Ekspresi gembira muncul di wajah Mo Guang saat dia menyimpan kantung binatang spiritual itu, lalu terbang ke langit sebelum mendarat di atas kereta terbang.
Han Li melirik Mo Guang, tetapi tidak mengatakan apa pun saat dia mengayunkan lengan bajunya di udara untuk memanggil Taois Xie.
“Tolong kemudikan kereta di sepanjang rute ini, Saudara Xie,” instruksi Han Li sambil menyerahkan gulungan giok kepada Taois Xie, yang sejenak memeriksa peta yang ada di dalamnya sebelum membuat segel tangan, dan kereta terbang itu segera melesat sebagai seberkas cahaya hijau.
Sementara itu, Han Li berjalan ke sisi kereta dan menutup matanya sambil memfokuskan perhatiannya pada titik akupunktur abadi di tubuhnya.
Dari 107 titik akupunktur abadi yang telah dibukanya, sebagian besar telah dibuka melalui penggunaan Seni Roh Jahat yang Mendalam, dan semua titik akupunktur abadi itu memiliki jumlah qi jahat yang berbeda-beda di dalamnya.

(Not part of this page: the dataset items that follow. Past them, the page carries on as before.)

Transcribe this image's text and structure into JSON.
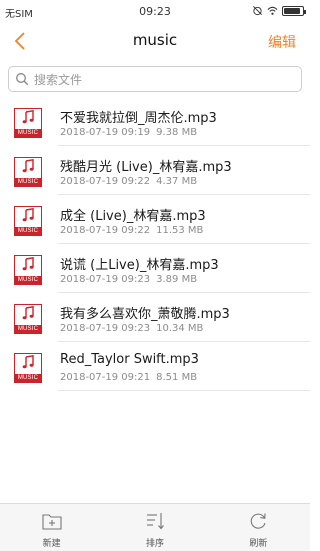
{
  "statusbar": {
    "carrier": "无SIM",
    "time": "09:23",
    "battery_level": 0.9
  },
  "navbar": {
    "title": "music",
    "edit_label": "编辑",
    "accent_color": "#f0822a"
  },
  "search": {
    "placeholder": "搜索文件"
  },
  "files": [
    {
      "name": "不爱我就拉倒_周杰伦.mp3",
      "date": "2018-07-19 09:19",
      "size": "9.38 MB",
      "icon": "music-file-icon",
      "icon_tag": "MUSIC"
    },
    {
      "name": "残酷月光 (Live)_林宥嘉.mp3",
      "date": "2018-07-19 09:22",
      "size": "4.37 MB",
      "icon": "music-file-icon",
      "icon_tag": "MUSIC"
    },
    {
      "name": "成全 (Live)_林宥嘉.mp3",
      "date": "2018-07-19 09:22",
      "size": "11.53 MB",
      "icon": "music-file-icon",
      "icon_tag": "MUSIC"
    },
    {
      "name": "说谎 (上Live)_林宥嘉.mp3",
      "date": "2018-07-19 09:23",
      "size": "3.89 MB",
      "icon": "music-file-icon",
      "icon_tag": "MUSIC"
    },
    {
      "name": "我有多么喜欢你_萧敬腾.mp3",
      "date": "2018-07-19 09:23",
      "size": "10.34 MB",
      "icon": "music-file-icon",
      "icon_tag": "MUSIC"
    },
    {
      "name": "Red_Taylor Swift.mp3",
      "date": "2018-07-19 09:21",
      "size": "8.51 MB",
      "icon": "music-file-icon",
      "icon_tag": "MUSIC"
    }
  ],
  "toolbar": {
    "new_label": "新建",
    "sort_label": "排序",
    "refresh_label": "刷新"
  }
}
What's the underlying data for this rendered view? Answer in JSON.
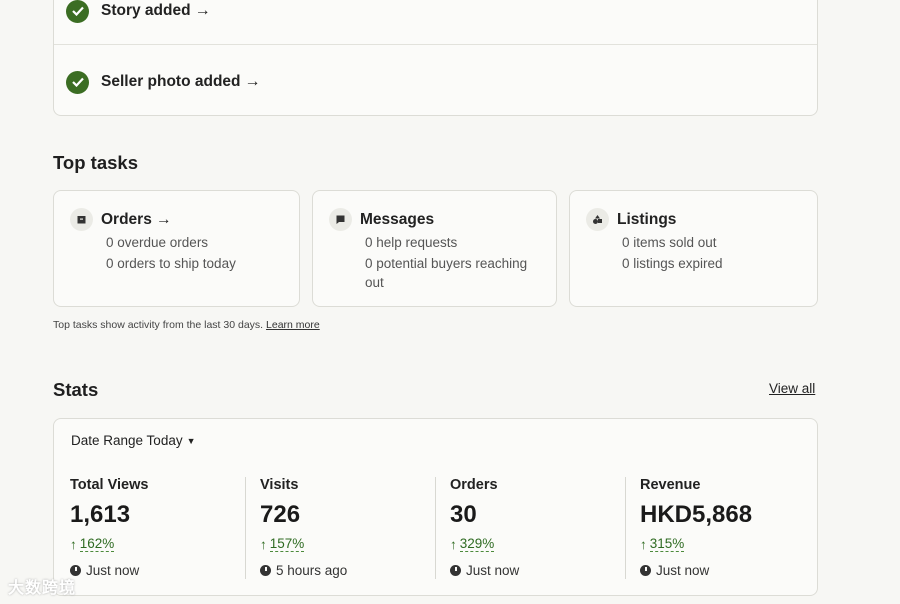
{
  "checklist": {
    "items": [
      {
        "label": "Story added",
        "arrow": "→"
      },
      {
        "label": "Seller photo added",
        "arrow": "→"
      }
    ]
  },
  "top_tasks": {
    "title": "Top tasks",
    "cards": [
      {
        "title": "Orders →",
        "icon": "box-icon",
        "lines": [
          "0 overdue orders",
          "0 orders to ship today"
        ]
      },
      {
        "title": "Messages",
        "icon": "chat-icon",
        "lines": [
          "0 help requests",
          "0 potential buyers reaching",
          "out"
        ]
      },
      {
        "title": "Listings",
        "icon": "shapes-icon",
        "lines": [
          "0 items sold out",
          "0 listings expired"
        ]
      }
    ],
    "footnote": "Top tasks show activity from the last 30 days.",
    "learn_more": "Learn more"
  },
  "stats": {
    "title": "Stats",
    "view_all": "View all",
    "date_range": "Date Range Today",
    "items": [
      {
        "label": "Total Views",
        "value": "1,613",
        "change": "162%",
        "time": "Just now"
      },
      {
        "label": "Visits",
        "value": "726",
        "change": "157%",
        "time": "5 hours ago"
      },
      {
        "label": "Orders",
        "value": "30",
        "change": "329%",
        "time": "Just now"
      },
      {
        "label": "Revenue",
        "value": "HKD5,868",
        "change": "315%",
        "time": "Just now"
      }
    ]
  },
  "colors": {
    "accent_green": "#3b6d23",
    "change_green": "#2f6b22"
  },
  "watermark": "大数跨境"
}
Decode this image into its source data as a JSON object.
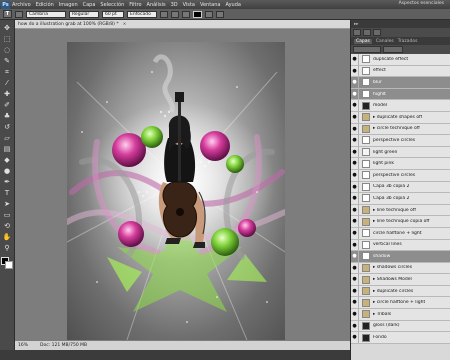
{
  "app": {
    "logo": "Ps",
    "workspace": "Aspectos esenciales"
  },
  "menu": [
    "Archivo",
    "Edición",
    "Imagen",
    "Capa",
    "Selección",
    "Filtro",
    "Análisis",
    "3D",
    "Vista",
    "Ventana",
    "Ayuda"
  ],
  "options": {
    "font_family": "Cambria",
    "font_style": "Regular",
    "font_size": "60 pt",
    "antialias": "Enfocado"
  },
  "document": {
    "tab_title": "how do a illustration grab at 100% (RGB/8) *",
    "zoom": "16%",
    "doc_info": "Doc: 121 MB/750 MB"
  },
  "layers_panel": {
    "tabs": [
      "Capas",
      "Canales",
      "Trazados"
    ],
    "layers": [
      {
        "name": "duplicate effect",
        "selected": false,
        "group": false,
        "thumb": "white"
      },
      {
        "name": "effect",
        "selected": false,
        "group": false,
        "thumb": "white"
      },
      {
        "name": "blur",
        "selected": true,
        "group": false,
        "thumb": "white"
      },
      {
        "name": "highlt",
        "selected": true,
        "group": false,
        "thumb": "white"
      },
      {
        "name": "model",
        "selected": false,
        "group": false,
        "thumb": "dark"
      },
      {
        "name": "duplicate shapes off",
        "selected": false,
        "group": true,
        "thumb": "none"
      },
      {
        "name": "circle technique off",
        "selected": false,
        "group": true,
        "thumb": "none"
      },
      {
        "name": "perspective circles",
        "selected": false,
        "group": false,
        "thumb": "white"
      },
      {
        "name": "light green",
        "selected": false,
        "group": false,
        "thumb": "mask"
      },
      {
        "name": "light pink",
        "selected": false,
        "group": false,
        "thumb": "white"
      },
      {
        "name": "perspective circles",
        "selected": false,
        "group": false,
        "thumb": "white"
      },
      {
        "name": "Capa 3b copia 2",
        "selected": false,
        "group": false,
        "thumb": "white"
      },
      {
        "name": "Capa 3b copia 2",
        "selected": false,
        "group": false,
        "thumb": "white"
      },
      {
        "name": "line technique off",
        "selected": false,
        "group": true,
        "thumb": "none"
      },
      {
        "name": "line technique copia off",
        "selected": false,
        "group": true,
        "thumb": "none"
      },
      {
        "name": "circle halftone + light",
        "selected": false,
        "group": false,
        "thumb": "white"
      },
      {
        "name": "vertical lines",
        "selected": false,
        "group": false,
        "thumb": "white"
      },
      {
        "name": "shadow",
        "selected": true,
        "group": false,
        "thumb": "white"
      },
      {
        "name": "shadows circles",
        "selected": false,
        "group": true,
        "thumb": "none"
      },
      {
        "name": "Shadows Model",
        "selected": false,
        "group": true,
        "thumb": "none"
      },
      {
        "name": "duplicate circles",
        "selected": false,
        "group": true,
        "thumb": "none"
      },
      {
        "name": "circle halftone + light",
        "selected": false,
        "group": true,
        "thumb": "none"
      },
      {
        "name": "Tribals",
        "selected": false,
        "group": true,
        "thumb": "none"
      },
      {
        "name": "gloss (dark)",
        "selected": false,
        "group": false,
        "thumb": "dark"
      },
      {
        "name": "Fondo",
        "selected": false,
        "group": false,
        "thumb": "dark"
      }
    ]
  },
  "colors": {
    "canvas_glow": "#f0f0f0",
    "pink": "#d63c9c",
    "green": "#7fd23a",
    "selected_row": "#8d8d8d"
  }
}
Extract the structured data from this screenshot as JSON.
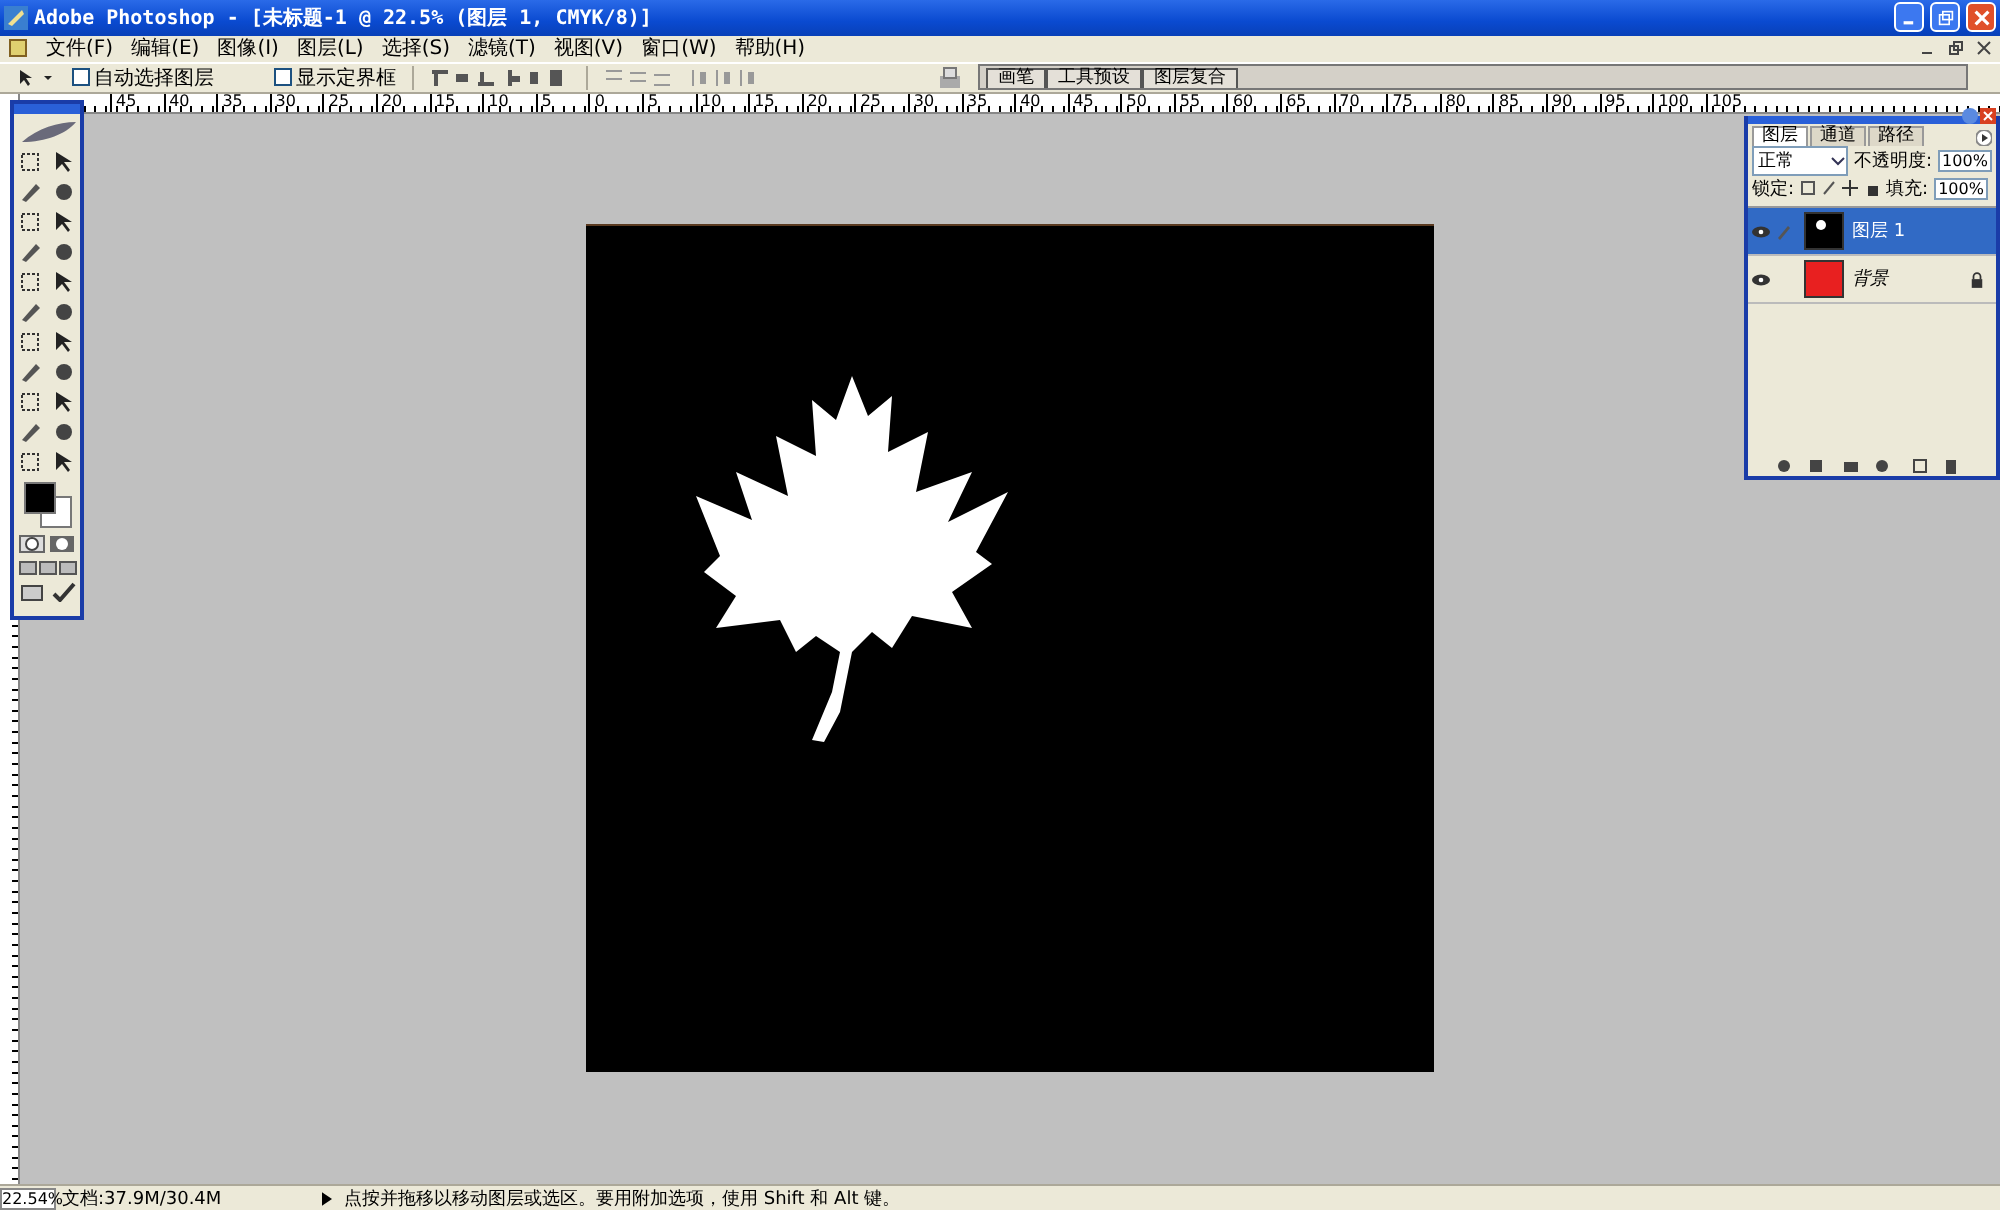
{
  "window": {
    "title": "Adobe Photoshop - [未标题-1 @ 22.5% (图层 1, CMYK/8)]"
  },
  "menu": [
    "文件(F)",
    "编辑(E)",
    "图像(I)",
    "图层(L)",
    "选择(S)",
    "滤镜(T)",
    "视图(V)",
    "窗口(W)",
    "帮助(H)"
  ],
  "options_bar": {
    "checkboxes": [
      {
        "label": "自动选择图层",
        "checked": false
      },
      {
        "label": "显示定界框",
        "checked": false
      }
    ]
  },
  "palette_well": {
    "tabs": [
      "画笔",
      "工具预设",
      "图层复合"
    ]
  },
  "ruler": {
    "labels": [
      "45",
      "40",
      "35",
      "30",
      "25",
      "20",
      "15",
      "10",
      "5",
      "0",
      "5",
      "10",
      "15",
      "20",
      "25",
      "30",
      "35",
      "40",
      "45",
      "50",
      "55",
      "60",
      "65",
      "70",
      "75",
      "80",
      "85",
      "90",
      "95",
      "100",
      "105"
    ]
  },
  "layers_panel": {
    "tabs": [
      {
        "label": "图层",
        "selected": true
      },
      {
        "label": "通道",
        "selected": false
      },
      {
        "label": "路径",
        "selected": false
      }
    ],
    "blend_mode": "正常",
    "opacity_label": "不透明度:",
    "opacity": "100%",
    "lock_label": "锁定:",
    "fill_label": "填充:",
    "fill": "100%",
    "layers": [
      {
        "name": "图层 1",
        "kind": "layer",
        "selected": true,
        "visible": true,
        "locked": false,
        "color": "#000000"
      },
      {
        "name": "背景",
        "kind": "background",
        "selected": false,
        "visible": true,
        "locked": true,
        "color": "#e82020"
      }
    ]
  },
  "status_bar": {
    "zoom": "22.54%",
    "document": "文档:37.9M/30.4M",
    "hint": "点按并拖移以移动图层或选区。要用附加选项，使用 Shift 和 Alt 键。"
  }
}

Secara khusus, titik akupunktur abadi yang telah dibuka saat berada di jurang sangat kaya akan qi jahat.
Han Li menghela napas dalam hati melihat ini. Meskipun dia telah secara drastis mempercepat kemajuan kultivasinya sendiri menggunakan Seni Roh Jahat yang Mendalam, kemungkinan besar akan sangat sulit baginya untuk maju ke Tahap Puncak Tertinggi.
Lagipula, untuk mencapai Tahap Puncak Tertinggi seseorang harus menghadapi peluruhan kelima, dan semua qi jahat ini akan menimbulkan masalah besar.
Setelah terdiam sejenak, dia menggelengkan kepalanya untuk menghilangkan pikiran itu, lalu menutup matanya untuk bermeditasi dan memulihkan diri dari luka-luka yang dideritanya selama pertempuran sebelumnya.